Perdana Menteri Jepang Naoto Kan dihimbau mundur oleh fraksi oposisi dan fraksi partai berkuasa yang marah karena dianggap tidak becus menangani krisis nuklir yang dipicu oleh gempa dan tsunami di negara itu.
Pemimpin oposisi utama Partai Demokrat Liberal, Sadakazu Tanigaki, hari Kamis mengatakan sudah waktunya bagi Kan untuk memutuskan apakah akan mengundurkan diri karena apa yang disebut Tanigaki sebagai penanganan operasi pertolongan yang buruk oleh perdana menteri.

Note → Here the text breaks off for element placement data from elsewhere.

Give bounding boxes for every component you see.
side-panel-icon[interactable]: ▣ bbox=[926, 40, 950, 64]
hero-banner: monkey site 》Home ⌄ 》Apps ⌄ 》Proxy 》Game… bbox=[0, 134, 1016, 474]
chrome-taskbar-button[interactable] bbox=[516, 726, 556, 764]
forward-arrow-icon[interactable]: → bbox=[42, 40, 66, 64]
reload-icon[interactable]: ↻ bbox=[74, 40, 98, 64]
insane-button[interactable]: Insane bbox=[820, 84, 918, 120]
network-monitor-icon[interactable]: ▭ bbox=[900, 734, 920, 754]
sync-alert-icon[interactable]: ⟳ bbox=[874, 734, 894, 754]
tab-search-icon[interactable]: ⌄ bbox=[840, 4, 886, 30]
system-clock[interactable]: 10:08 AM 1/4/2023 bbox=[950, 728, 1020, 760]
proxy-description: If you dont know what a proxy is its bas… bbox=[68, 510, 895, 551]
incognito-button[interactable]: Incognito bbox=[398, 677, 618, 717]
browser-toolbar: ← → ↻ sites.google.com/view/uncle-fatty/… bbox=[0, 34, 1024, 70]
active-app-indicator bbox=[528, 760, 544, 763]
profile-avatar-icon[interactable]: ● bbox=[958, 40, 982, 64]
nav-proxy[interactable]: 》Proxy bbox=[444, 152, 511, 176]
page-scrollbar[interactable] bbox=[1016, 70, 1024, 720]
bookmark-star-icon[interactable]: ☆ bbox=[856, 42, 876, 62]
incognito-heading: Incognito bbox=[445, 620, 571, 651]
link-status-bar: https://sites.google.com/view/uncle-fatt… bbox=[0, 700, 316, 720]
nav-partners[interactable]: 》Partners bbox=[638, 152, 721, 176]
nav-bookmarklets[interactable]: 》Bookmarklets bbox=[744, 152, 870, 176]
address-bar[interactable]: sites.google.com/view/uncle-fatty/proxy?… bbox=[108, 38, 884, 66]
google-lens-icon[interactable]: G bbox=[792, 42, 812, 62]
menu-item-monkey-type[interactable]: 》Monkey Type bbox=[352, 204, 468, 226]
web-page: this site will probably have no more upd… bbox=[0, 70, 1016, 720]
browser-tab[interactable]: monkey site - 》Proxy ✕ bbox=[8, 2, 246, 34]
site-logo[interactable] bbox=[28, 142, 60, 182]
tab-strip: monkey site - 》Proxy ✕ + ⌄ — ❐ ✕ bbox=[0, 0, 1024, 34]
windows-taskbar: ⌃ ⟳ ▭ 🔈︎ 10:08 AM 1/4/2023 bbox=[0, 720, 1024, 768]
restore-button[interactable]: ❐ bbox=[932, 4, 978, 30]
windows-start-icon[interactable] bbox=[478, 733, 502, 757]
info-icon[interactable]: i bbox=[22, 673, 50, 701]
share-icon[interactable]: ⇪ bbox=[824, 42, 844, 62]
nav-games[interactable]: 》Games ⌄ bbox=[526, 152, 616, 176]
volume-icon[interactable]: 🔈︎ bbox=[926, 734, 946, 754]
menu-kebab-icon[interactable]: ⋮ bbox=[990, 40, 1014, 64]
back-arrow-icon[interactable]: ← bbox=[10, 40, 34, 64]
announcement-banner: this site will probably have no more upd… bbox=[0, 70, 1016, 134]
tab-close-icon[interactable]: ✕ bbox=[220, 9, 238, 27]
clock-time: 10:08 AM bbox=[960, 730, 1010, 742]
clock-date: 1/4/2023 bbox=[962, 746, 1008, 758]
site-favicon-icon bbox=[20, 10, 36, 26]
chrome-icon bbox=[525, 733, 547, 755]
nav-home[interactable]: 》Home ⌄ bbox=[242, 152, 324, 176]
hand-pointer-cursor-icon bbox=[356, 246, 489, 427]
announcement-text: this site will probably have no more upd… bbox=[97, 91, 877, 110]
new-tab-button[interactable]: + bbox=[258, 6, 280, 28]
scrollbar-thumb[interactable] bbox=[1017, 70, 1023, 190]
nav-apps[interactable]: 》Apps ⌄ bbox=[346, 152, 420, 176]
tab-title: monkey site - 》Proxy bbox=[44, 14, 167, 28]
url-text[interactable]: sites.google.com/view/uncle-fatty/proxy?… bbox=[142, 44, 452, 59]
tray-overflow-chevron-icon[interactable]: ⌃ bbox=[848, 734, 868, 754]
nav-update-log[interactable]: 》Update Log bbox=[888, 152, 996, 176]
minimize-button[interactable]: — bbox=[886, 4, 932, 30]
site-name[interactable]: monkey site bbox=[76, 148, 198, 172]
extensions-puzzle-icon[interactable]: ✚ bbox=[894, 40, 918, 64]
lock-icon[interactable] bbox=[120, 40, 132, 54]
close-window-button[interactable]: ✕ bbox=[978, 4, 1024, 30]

Dia mengatakan meneruskan dengan kepemimpinan Jepang saat ini akan "sangat merugikan" bagi rakyat Jepang.
Para lawan Kan awalnya menahan diri tidak mengkritiknya setelah gempa berkekuatan 9,0 pada skala Richter dan tsunami dahsyat menghantam pantai pulau Honshu dan merusak pembangkit nuklir tanggal 11 Maret. Sejak itu, ia telah minta kerjasama lintas-partai untuk memulihkan negara itu dari bencana terburuk pasca-perang.
Perdana Menteri Kan juga menghadapi imbauan pengunduran dirinya hari Kamis dari dalam partai berkuasa, Partai Demokrat Jepang (PDJ). Ketua majelis tinggi Takeo Nishioka mengatakan perdana menteri harus berhenti karena gagal menangani akibat dari ketiga bencana secara benar. Sehari sebelumnya, saingan PDJ, Ichiro Ozawa, mengkritik manajemen krisis itu.
Kan hari Kamis memusatkan perhatian pada upaya rekonstruksi, memimpin pertemuan pertama sebuah panel ahli yang ditunjuk untuk menyusun rencana kebangkitan ekonomi untuk zona bencana.
Ketua panel itu, Makoto Iokibe mengatakan rencana rekonstruksi harus mendapat dukungan dari seluruh bangsa. Dia juga menyarankan pemberlakuan pajak khusus untuk membiayai rekonstruksi. Badan beranggotakan 15 orang itu dijadwalkan untuk menyampaikan usul pertama bulan Juni.